Dans le cadre de la rédaction de la revue de presse, neuf (9) journaux nous sont parvenus ce mardi. Dans leurs colonnes, ils abordent divers sujets dont la candidature unique de l’opposition pour l’élection présidentielle de 2020.
Les partis politiques de l’opposition vont-ils prendre part à la prochaine élection présidentielle en rangs dispersés ou feront-ils bloc derrière un candidat unique ? La dernière option semble ne pas trouver un écho favorable auprès de certains responsables, à l’instar de Me Yaovi Agboyibo qui a laissé entendre que le débat sur la candidature unique de l’opposition devient stérile. Et l’ancien Premier ministre n’est pas le seul à voir les choses de la même manière. Reçu dimanche dernier sur les antennes de Radio Pyramide, le Prof Wolou Komi a réitéré cette position. Ce faisant, ses propos « renforce le pessimisme des Togolais » sur cette question, observe ‘’Togomatin’’. ‘’Le Médium’’ explique que l’option tant espérée de la candidature unique avait un fondement : une élection à un tour, mais entre-temps, la situation a évolué et le mode de scrutin à deux tours a été introduit.
Parlant de l’opposition, ‘’Liberté’’ se fait l’écho d’une réaction de l’ANC qui « dénonce la répression systématique des manifestations pacifiques et les entraves au libre exercice des activités des partis politiques ». A en croire, une publication signée de la vice-présidente du parti, Me Isabelle Améganvi, l’ANC tenait une réunion hebdomadaire le 25 août dernier à l’EPP Amadahomé lorsqu’un détachement de gendarmes cagoulés y est arrivé pour ordonner l’évacuation immédiate des lieux sous peine d’une dispersion par la force, soutenant qu’il s’agissait d’une manifestation publique, donc subordonnée à une autorisation préalable.
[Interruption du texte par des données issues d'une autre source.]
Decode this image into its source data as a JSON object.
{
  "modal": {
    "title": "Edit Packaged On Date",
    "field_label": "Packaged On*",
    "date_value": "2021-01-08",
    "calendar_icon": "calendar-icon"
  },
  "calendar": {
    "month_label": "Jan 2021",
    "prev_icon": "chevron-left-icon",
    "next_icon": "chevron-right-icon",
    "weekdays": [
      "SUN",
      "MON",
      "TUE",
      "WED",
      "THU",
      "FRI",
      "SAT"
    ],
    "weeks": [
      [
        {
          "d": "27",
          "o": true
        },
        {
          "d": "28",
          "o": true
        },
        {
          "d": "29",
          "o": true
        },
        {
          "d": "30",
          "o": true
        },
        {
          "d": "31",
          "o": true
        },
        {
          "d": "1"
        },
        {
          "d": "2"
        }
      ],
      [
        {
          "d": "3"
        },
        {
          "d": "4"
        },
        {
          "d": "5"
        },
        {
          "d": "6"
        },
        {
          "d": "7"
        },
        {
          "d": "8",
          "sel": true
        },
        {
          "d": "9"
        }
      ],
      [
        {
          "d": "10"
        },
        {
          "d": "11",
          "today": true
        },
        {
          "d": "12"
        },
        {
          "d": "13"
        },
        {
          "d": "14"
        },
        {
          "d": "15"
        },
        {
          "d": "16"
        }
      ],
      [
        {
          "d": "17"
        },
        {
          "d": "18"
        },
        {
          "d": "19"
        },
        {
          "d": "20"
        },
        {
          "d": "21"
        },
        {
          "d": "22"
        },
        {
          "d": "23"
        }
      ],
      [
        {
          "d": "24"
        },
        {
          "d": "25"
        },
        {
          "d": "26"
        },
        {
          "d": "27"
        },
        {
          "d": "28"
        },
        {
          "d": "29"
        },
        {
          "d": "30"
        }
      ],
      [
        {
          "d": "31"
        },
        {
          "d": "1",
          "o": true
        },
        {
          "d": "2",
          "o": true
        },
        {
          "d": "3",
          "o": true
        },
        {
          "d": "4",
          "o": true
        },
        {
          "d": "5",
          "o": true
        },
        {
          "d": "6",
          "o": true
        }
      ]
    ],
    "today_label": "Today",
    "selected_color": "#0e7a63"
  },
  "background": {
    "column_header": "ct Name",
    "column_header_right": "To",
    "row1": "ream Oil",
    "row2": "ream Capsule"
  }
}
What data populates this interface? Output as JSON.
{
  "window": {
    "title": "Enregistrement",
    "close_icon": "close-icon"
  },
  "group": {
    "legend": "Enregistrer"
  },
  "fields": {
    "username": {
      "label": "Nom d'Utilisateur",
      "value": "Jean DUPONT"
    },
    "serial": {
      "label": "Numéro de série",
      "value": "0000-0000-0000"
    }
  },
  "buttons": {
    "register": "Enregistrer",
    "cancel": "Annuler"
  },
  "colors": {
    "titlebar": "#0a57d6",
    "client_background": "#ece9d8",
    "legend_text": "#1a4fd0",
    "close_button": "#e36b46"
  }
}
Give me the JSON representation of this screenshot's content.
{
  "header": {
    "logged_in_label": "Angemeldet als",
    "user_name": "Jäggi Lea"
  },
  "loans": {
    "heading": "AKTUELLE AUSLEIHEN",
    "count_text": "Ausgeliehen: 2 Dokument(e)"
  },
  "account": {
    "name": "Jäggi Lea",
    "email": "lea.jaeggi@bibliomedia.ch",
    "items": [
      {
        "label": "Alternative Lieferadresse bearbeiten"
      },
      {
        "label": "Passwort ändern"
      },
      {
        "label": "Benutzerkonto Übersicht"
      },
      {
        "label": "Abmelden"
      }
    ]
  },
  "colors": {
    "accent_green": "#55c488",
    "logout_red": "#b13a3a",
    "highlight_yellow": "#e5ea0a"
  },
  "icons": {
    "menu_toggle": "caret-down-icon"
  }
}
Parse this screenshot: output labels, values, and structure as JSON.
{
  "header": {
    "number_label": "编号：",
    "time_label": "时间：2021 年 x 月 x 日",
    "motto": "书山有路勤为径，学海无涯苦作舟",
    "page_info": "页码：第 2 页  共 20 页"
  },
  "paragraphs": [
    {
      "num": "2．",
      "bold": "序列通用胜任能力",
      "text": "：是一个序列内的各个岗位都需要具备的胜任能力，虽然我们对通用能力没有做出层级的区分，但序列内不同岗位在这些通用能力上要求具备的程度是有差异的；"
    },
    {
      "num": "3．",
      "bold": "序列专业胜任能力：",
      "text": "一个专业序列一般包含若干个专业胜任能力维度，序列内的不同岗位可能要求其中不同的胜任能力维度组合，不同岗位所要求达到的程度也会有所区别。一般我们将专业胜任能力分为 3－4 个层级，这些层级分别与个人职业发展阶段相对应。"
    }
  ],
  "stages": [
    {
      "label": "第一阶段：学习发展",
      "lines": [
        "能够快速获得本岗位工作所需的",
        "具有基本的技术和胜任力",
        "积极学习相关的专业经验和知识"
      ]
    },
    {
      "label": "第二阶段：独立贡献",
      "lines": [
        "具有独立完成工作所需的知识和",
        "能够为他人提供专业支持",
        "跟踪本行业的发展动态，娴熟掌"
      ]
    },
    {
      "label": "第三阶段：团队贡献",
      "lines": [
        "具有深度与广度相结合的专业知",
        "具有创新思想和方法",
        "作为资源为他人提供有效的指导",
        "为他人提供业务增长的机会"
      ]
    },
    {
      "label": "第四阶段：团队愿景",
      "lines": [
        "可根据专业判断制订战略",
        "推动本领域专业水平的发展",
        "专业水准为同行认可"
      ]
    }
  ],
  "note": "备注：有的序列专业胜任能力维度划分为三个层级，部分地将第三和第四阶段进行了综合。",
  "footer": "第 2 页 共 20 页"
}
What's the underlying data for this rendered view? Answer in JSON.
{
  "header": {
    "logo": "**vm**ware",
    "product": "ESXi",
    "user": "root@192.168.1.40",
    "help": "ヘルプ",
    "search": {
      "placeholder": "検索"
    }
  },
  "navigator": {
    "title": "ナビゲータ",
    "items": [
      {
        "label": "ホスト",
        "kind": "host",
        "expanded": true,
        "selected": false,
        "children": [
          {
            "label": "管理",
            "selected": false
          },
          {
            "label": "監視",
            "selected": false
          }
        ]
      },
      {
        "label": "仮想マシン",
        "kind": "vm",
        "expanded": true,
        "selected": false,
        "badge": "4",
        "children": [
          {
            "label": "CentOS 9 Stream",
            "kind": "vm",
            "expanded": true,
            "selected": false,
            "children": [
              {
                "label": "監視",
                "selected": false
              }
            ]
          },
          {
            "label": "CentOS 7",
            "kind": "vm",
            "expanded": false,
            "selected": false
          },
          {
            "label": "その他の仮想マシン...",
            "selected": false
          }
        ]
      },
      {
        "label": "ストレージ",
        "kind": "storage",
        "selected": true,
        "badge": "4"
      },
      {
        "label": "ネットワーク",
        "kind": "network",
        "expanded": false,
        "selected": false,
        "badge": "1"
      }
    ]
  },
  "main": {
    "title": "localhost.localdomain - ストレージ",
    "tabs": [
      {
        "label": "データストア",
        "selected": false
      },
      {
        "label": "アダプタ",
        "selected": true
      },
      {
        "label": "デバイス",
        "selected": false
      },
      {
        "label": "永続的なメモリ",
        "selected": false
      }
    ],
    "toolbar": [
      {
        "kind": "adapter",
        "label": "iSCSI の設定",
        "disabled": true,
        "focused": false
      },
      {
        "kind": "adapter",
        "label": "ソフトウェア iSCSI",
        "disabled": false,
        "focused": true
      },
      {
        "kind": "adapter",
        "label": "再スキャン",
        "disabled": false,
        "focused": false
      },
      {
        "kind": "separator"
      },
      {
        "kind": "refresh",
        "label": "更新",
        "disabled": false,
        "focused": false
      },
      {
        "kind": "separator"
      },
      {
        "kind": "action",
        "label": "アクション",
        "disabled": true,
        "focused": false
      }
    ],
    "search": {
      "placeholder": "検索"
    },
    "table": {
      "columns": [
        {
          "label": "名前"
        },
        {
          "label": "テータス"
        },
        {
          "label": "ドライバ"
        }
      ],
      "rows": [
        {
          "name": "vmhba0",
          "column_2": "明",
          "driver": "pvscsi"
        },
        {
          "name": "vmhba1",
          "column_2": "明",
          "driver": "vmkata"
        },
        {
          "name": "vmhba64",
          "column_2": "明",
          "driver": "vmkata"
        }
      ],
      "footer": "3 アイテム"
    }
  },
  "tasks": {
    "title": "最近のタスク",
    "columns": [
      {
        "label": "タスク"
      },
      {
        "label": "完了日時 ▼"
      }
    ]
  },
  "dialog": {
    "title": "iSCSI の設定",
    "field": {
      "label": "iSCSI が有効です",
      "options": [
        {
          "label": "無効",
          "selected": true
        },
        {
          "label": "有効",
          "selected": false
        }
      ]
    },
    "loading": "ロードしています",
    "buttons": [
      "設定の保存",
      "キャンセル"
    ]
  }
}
L’ex-député dit « condamner énergiquement de telles manœuvres qui constituent une violation flagrante de la constitution du Togo ».
Dans un tout autre registre, ‘’L’Alternative’’ publie une enquête sur un contentieux entre la société Moov et l’Etat togolais qui fait intervenir plusieurs personnalités du pays dont, entre autres, le Procureur de la République, le Commissaire des Impôts et le ministre du Commerce. Le bihebdomadaire donne à savoir que bien que l’affaire soit réglée à l’amiable, la société Moov a versé 6 milliards 500 millions de FCFA. Une partie de cette somme, notamment 500 millions, devrait, selon le journal, servir à intéresser certaines personnes, mais malheureusement tout le monde n’a pas reçu sa part. En somme, à en croire la publication, au lieu que l’argent versé aille dans les caisses du trésor public, il se retrouve sur des comptes personnels.
Sur un sujet différent, ‘’L’Indépendant Express’’ estime que le Togo dispose du phosphate à la qualité reconnue et recherchée, mais cette « vache laitière ne profite qu’à un clan ». Par ailleurs, l’hebdomadaire estime que la Haute Autorité de prévention et de Lutte contre la Corruption et les Infractions Assimilées (HAPLUCIA) est « un serpent sans venin ».
En outre, ‘’Liberté’’ revient sur le rapport attendu de la CNDH dans l’affaire des présumés braqueurs abattus. Le quotidien pense que si ce rapport est différent de la version du ministère de la Sécurité, il pourra y avoir « un bras de fer » entre les deux structures.